The plasma concentration time curve and pharmacokinetic parameters are shown in Fig. 3 and Table III, respectively. No significant difference (one-way ANOVA test p>0.05) was found between the commercial product and the cosolvent system formula, although there was a slight time delay on the Tmax and maximum concentration for the cosolvent system. This effect on Tmax may result from the reserved drug’s effect in the cosolvent system. The relative bioavailability of cosolvent system/commercial product was 0.89. Results of this cosolvent system demonstrate that Tmax was 1.08 h and Cmax was 2.85 μg/ml when the drug was administered to rabbits by intramuscular injection. Human studies have shown that tenoxicam Tmax (0.71 h) after intramuscular administration had a more rapid uptake than did the oral formulation (1.04 h), but the peak plasma concentrations after intramuscular (2.5 mg/l) and oral (2.7 mg/l) administration were similar (15).

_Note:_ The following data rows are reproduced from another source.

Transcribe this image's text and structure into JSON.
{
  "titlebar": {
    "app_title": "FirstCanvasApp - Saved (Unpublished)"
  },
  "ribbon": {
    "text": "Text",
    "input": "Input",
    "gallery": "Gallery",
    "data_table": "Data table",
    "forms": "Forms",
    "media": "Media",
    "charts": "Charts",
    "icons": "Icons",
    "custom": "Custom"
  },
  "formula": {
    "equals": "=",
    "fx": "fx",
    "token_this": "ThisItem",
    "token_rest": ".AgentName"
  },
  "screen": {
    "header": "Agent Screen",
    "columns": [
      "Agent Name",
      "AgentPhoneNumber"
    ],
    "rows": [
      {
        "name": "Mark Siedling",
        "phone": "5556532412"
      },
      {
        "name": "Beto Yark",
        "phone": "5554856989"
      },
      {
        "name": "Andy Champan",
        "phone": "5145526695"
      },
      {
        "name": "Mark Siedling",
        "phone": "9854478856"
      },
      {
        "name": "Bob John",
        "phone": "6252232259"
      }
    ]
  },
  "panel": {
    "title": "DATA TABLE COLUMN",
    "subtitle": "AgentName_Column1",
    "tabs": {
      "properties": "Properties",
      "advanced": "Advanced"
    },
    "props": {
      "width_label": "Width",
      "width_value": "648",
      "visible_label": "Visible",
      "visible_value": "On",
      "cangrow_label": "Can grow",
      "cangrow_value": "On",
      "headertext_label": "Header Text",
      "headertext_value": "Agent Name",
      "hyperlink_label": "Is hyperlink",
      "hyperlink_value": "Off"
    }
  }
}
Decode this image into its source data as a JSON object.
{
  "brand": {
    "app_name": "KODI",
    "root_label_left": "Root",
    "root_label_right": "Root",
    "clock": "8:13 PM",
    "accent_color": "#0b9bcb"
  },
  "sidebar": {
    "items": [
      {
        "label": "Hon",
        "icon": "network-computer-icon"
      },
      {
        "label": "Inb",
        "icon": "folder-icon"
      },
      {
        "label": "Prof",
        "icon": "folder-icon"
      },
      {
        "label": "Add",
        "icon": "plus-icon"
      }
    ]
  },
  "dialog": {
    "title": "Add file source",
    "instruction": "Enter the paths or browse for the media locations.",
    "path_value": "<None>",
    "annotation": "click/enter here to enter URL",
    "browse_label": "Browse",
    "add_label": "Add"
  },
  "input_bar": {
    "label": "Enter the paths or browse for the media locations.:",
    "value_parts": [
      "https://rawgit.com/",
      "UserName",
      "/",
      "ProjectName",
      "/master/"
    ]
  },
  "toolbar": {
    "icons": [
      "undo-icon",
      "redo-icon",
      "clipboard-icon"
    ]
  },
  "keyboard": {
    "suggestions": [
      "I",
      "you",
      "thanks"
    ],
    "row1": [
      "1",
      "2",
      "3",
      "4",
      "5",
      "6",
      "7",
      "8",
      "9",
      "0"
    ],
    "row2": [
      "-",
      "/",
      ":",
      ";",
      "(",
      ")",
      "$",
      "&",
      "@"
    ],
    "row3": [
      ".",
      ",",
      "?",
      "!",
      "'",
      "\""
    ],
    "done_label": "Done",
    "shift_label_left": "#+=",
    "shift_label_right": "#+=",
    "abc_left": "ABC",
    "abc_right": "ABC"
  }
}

Recently, DMSO has been used for injection of paclitaxel into bladder tissue (16). Cosolvents have biological toxicity, which is a major problem in development of the cosolvency formulation, but DMSO used in a parenteral formulation showed no acute side effects in dogs and humans (17–19). We observed the subjects for 28 days. The rabbits received intramuscular injections of the cosolvent formulation, and no local tissue allergy at the injection site or deaths occurred.
The present study provides an alternative protocol to enhance the solubility of the poorly water-soluble drug tenoxicam in a cosolvent system. As expected, we successfully use the cosolvent system to develop a highly soluble, less viscous injectable formulation with a nonaqueous vehicle for tenoxicam. The present study not only proves the feasibility of this alternative strategy to resolve the solubility concerns for poorly water-soluble drugs but also explores solubilization behavior in the cosolvent systems. Additionally, in future studies, we intend to focus on chemical stability.